Das vierte Schuljahr ging dann schon vom Sommer 1967 bis zum Sommer 1968. Einige Lehrpersonen der damaligen Zeit waren Fr. Marlies Voß (stellvertr. Schulleitung), Fr. Dedy, Fr. Haupt, Fr. Bösensell, Hr. Laufenberg, Hr. Weber. Der Hausmeister hieß Wiese und seine typischen Erkennungsmerkmale waren ein grauer Kittel, ein Hut mit breiter Krempe und ein Zigarrenstumpen im Mund. Er wohnte mit seiner Frau und seinem behinderten Sohn im Dachgeschoss der Schule. 

Auf dem Foto sieht man unsere erste Klasse mit Frau Hömßen. Die meisten Namen der Kinder sind mir noch in Erinnerung: 

Susi Becker gen.
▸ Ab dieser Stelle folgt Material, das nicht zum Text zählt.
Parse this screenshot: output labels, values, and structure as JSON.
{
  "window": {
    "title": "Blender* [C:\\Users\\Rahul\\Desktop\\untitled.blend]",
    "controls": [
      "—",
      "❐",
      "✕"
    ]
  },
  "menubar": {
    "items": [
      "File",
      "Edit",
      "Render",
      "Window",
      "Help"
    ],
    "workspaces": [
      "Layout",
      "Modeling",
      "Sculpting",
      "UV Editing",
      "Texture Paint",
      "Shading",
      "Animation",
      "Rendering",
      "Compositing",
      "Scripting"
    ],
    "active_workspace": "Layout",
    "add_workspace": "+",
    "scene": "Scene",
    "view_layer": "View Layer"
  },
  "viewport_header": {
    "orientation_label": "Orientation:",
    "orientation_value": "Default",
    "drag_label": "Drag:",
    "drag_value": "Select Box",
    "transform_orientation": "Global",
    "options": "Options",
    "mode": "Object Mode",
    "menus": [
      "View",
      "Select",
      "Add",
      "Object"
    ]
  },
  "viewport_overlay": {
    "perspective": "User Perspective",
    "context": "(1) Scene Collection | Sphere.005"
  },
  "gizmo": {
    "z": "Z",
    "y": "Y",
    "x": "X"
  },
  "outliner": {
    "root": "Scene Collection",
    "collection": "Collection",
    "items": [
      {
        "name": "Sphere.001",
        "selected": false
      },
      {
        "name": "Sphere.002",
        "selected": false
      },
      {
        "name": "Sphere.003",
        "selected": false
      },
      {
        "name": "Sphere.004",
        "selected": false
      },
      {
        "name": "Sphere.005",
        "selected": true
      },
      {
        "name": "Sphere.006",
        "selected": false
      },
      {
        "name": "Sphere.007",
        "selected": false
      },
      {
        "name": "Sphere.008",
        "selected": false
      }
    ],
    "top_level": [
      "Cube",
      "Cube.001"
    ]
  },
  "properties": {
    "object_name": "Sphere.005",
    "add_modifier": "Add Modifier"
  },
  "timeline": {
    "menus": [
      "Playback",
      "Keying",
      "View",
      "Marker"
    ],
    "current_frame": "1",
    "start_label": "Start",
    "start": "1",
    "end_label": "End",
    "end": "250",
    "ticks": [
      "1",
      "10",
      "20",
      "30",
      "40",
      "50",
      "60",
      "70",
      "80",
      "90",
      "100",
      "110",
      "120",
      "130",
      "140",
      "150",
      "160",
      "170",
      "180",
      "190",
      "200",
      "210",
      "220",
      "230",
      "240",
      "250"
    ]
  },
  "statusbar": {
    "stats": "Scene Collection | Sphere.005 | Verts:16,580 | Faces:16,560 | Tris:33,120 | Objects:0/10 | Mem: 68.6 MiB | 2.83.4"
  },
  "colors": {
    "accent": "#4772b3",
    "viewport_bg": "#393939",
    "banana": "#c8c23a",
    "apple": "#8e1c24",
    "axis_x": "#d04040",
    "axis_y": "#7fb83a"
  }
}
Linnemann Ulrich Baur Martin Gielen Peter Schöppner Karin Spinn Beate Glunz Jürgen Honnacker Thomas Hettgen Ulrike Surmann Sylvia Westfeld Cordula Hagemann Norbert Rödder Ulrike Egenolf Claudia Sommer Michael Neumann Gabriele Roth Christa Maria Schulz Hans-Günter Papirnik Karl Bluhm Ulrich Kubiczek Sabina Hermanns Regina Stegemeier Ulrike Lilienthal Roland Dischereit Hans-Christoph Kuhlmann Dorothea Kallenberger 

Ab dem zweiten Schuljahr waren wir im Erdgeschoss des Hauptgebäudes untergebracht und beide Klassen wurden irgendwie gemischt. Neue Namen kamen hinzu, wenige Schüler gingen weg. Besonders beliebt waren immer die Filmvorführungen mit den alten schwarz-weißen FWU-Filmen. Der 16mm Bauer-Filmprojektor mit Hammerschlaglackierung und seinem Geratter wird mir immer in Erinnerung bleiben. Auch war eines Tages ein Marionetten-Theater in der Schule zu Gast, was in mir einen tiefen Eindruck hinterließ. Der Verkehrskasper besuchte uns dagegen häufiger. Bei einem Sportfest auf der Bezirkssportanlage „Am krausen Bäumchen“ führte eine der „großen“ Klassen den damals aktuellen Tanz „Letkiss“ auf. Die Mädchen mögen damals vielleicht 14 oder 15 Jahre alt gewesen sein, sie kamen mir aber sehr alt vor. 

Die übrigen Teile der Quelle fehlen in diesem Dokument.